A Two-Stage Approach to Device-Robust Acoustic Scene Classification
- Autori: Hu, Hu; Yang, Chao-Han Huck; Xia, Xianjun; Bai, Xue; Tang, Xin; Wang, Yajian; Niu, Shutong; Chai, Li; Li, Juanjuan; Zhu, Hongning; Bao, Feng; Zhao, Yuanjun; Siniscalchi, Sabato Marco; Wang, Yannan; Du, Jun; Lee, Chin-Hui
- Anno di pubblicazione: 2021
- Tipologia: Contributo in atti di convegno pubblicato in volume
- OA Link: http://hdl.handle.net/10447/636669
Abstract
To improve device robustness, a highly desirable key feature of a competitive data-driven acoustic scene classification (ASC) system, a novel two-stage system based on fully convolutional neural networks (CNNs) is proposed. Our two-stage system leverages on an ad-hoc score combination based on two CNN classifiers: (i) the first CNN classifies acoustic inputs into one of three broad classes, and (ii) the second CNN classifies the same inputs into one of ten finer-grained classes. Three different CNN architectures are explored to implement the two-stage classifiers, and a frequency sub-sampling scheme is investigated. Moreover, novel data augmentation schemes for ASC are also investigated.
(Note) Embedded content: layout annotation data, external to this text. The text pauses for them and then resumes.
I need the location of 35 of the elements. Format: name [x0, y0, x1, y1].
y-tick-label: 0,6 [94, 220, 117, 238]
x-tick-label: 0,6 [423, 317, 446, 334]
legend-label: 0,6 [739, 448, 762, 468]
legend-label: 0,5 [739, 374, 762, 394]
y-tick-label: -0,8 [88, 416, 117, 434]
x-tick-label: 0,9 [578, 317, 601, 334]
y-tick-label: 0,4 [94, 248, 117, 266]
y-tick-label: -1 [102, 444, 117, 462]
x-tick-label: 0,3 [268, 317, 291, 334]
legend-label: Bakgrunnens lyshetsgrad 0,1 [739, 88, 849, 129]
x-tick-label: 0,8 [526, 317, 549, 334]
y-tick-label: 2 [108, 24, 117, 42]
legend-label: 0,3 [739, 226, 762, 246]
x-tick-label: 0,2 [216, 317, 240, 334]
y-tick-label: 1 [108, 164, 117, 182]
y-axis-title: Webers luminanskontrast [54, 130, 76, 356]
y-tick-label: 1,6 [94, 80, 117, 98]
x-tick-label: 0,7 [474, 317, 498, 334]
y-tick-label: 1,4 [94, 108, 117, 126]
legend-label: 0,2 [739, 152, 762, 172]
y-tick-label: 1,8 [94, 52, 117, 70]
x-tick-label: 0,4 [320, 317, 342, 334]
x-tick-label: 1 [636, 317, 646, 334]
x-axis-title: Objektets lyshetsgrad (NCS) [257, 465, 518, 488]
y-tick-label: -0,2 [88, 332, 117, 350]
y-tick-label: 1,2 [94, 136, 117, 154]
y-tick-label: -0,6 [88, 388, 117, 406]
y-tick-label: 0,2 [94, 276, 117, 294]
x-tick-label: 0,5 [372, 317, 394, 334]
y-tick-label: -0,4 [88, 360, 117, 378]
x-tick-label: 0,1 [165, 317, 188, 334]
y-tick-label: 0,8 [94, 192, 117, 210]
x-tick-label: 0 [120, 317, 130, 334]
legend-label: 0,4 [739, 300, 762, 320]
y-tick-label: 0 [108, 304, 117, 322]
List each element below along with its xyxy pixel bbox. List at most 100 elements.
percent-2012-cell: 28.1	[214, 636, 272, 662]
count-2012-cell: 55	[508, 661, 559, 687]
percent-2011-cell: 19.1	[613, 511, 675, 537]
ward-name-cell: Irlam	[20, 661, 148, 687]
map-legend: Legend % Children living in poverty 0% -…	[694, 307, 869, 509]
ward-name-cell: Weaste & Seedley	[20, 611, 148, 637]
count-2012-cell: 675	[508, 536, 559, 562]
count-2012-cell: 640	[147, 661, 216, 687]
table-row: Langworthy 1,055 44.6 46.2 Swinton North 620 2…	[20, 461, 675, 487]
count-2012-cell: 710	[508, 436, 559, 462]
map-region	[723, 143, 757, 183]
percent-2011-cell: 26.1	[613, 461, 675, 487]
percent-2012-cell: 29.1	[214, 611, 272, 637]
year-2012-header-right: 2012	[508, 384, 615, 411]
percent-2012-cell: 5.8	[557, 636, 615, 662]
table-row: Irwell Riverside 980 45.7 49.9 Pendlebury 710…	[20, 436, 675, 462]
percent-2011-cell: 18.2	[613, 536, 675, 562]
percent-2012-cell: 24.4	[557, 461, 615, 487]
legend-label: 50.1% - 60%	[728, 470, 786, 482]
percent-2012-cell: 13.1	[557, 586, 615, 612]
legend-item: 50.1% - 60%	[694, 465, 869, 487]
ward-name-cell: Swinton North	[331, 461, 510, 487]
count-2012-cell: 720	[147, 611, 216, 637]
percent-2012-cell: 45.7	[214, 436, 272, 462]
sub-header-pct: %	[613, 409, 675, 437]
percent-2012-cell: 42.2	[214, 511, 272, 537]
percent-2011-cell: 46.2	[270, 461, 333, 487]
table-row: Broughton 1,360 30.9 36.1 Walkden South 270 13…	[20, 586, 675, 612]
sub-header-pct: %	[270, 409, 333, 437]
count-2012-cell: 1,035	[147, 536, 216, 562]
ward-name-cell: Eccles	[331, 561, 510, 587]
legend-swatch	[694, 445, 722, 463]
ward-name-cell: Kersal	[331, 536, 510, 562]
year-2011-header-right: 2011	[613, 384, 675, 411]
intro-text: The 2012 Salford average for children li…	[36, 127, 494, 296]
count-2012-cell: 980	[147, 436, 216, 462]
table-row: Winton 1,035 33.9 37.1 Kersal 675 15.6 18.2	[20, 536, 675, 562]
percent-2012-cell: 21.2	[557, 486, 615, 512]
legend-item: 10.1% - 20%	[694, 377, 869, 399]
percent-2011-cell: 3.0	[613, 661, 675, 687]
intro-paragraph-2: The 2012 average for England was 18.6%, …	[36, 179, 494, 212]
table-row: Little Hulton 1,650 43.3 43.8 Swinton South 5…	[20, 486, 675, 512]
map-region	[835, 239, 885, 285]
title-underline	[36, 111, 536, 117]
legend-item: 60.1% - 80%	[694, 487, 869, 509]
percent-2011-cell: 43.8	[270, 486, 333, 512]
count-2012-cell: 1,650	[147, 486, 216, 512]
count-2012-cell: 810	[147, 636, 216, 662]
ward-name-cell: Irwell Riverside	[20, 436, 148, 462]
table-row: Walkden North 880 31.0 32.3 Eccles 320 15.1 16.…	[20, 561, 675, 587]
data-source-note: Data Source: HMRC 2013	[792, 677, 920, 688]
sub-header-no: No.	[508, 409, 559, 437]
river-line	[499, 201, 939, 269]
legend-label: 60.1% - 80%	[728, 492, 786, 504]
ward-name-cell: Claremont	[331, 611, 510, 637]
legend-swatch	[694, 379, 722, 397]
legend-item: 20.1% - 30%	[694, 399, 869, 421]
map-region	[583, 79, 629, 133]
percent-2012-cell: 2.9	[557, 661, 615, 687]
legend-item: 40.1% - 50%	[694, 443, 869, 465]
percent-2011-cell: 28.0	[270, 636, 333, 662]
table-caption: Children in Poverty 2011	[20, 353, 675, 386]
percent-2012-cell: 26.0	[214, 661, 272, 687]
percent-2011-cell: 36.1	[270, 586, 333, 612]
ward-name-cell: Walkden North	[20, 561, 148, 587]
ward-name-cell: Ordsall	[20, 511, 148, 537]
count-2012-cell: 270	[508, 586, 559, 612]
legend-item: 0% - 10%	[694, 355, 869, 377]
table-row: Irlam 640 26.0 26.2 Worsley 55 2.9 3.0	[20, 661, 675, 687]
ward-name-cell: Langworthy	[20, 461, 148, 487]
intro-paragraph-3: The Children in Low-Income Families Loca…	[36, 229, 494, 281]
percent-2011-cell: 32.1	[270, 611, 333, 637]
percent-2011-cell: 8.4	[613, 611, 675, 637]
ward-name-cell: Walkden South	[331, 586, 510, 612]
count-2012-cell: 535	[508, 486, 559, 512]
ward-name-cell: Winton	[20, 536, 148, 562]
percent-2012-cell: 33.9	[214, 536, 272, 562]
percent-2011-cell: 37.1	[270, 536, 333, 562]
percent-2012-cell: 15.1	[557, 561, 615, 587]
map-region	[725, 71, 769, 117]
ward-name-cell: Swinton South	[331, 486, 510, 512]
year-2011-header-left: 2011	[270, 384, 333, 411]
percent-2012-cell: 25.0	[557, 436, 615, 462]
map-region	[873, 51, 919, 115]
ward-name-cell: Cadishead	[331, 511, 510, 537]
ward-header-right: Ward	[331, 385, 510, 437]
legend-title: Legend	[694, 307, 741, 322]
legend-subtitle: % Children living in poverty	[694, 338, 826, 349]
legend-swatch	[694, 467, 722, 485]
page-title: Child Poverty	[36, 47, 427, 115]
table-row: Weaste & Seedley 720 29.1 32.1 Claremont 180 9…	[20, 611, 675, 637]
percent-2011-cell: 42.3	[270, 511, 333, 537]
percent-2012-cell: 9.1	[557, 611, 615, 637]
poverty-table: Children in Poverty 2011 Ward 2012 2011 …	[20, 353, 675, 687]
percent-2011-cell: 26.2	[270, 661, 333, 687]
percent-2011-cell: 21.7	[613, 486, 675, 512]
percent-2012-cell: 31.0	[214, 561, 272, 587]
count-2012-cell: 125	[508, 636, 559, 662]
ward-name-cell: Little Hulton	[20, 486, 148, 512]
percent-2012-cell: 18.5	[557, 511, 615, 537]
Evaluated on DCASE 2020 Task 1a, our results show that the proposed ASC system attains a state-of-the-art accuracy on the development set, where our best system, a two-stage fusion of CNN ensembles, delivers a 81.9% average accuracy among multi-device test data, and it obtains a significant improvement on unseen devices. Finally, neural saliency analysis with class activation mapping (CAM) gives new insights on the patterns learnt by our models.